The article’s chief revelation is that, after the Apollo 11 mission, Neil Armstrong and his fellow astronauts were formally required to complete a U.S. Customs declaration upon re-entering the country. The astronauts listed "moon rock and moon dust samples" as items acquired during their lunar journey, underlining a unique intersection where exceptional space exploration collided with standard government bureaucracy. The customs form, with its ordinary queries about plants, animals, and snails, became a quietly historic document—transforming the extraordinary into the oddly routine.

More than just a curiosity, the customs documentation illustrates systemic rigidity: earthbound regulations were applied literally—even to materials from another world. The form went so far as to cite “Moon” as the departure point and “Honolulu, Hawaii” as the arrival, with a “Declaration of Health” querying possible conditions that might “lead to the spread of disease.” The astronauts answered, “To be determined,” hinting at the unknown biological risks of lunar material. The article also briefly highlights camaraderie and humility through Armstrong’s subsequent connection with a UC aviation alumnus, emphasizing human moments behind technological milestones.

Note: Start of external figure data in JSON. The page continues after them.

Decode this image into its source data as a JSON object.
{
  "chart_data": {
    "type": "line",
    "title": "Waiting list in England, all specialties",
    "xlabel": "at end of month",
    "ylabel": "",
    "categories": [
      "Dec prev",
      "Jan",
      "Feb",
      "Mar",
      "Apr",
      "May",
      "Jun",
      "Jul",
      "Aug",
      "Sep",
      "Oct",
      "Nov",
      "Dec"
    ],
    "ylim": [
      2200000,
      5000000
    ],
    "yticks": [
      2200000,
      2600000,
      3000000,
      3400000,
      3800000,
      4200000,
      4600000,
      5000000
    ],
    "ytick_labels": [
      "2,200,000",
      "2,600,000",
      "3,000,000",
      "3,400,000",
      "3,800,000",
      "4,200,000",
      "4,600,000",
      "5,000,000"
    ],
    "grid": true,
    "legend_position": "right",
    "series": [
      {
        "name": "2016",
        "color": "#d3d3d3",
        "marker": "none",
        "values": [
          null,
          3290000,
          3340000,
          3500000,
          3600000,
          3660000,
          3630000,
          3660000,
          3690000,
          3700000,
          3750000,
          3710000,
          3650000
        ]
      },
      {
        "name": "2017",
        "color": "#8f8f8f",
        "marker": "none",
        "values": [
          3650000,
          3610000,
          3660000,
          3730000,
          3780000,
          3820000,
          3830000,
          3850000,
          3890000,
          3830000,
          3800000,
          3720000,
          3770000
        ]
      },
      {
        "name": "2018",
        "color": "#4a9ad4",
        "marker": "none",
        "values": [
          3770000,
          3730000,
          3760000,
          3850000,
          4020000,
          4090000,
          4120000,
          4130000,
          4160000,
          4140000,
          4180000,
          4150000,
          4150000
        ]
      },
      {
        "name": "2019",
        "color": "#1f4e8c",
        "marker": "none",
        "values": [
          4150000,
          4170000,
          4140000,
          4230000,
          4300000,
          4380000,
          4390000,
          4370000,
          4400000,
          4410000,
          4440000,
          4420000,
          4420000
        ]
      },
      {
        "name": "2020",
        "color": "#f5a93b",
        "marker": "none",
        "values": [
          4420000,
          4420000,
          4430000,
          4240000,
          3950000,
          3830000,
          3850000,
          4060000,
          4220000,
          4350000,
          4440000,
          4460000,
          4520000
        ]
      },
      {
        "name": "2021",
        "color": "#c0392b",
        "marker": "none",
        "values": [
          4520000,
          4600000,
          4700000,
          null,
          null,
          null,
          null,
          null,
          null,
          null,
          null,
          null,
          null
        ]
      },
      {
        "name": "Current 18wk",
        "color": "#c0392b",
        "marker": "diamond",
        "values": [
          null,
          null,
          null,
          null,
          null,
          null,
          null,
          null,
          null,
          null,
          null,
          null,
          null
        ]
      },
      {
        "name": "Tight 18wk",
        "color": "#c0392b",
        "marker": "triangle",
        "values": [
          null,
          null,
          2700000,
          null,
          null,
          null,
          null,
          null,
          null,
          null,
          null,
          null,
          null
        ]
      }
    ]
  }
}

Hacker News discussions engaged deeply with the bureaucratic overlay, often with humor and insight. The community noted the absurdity and charm of treating a lunar return much like a typical international flight, with some focusing on technical anachronisms and the limits of existing public health frameworks. The presence of “snails” on the form alongside moon dust was a recurring theme for witty commentary, while others shared links to the scanned customs document, appreciating its value as a primary artifact from the early space age.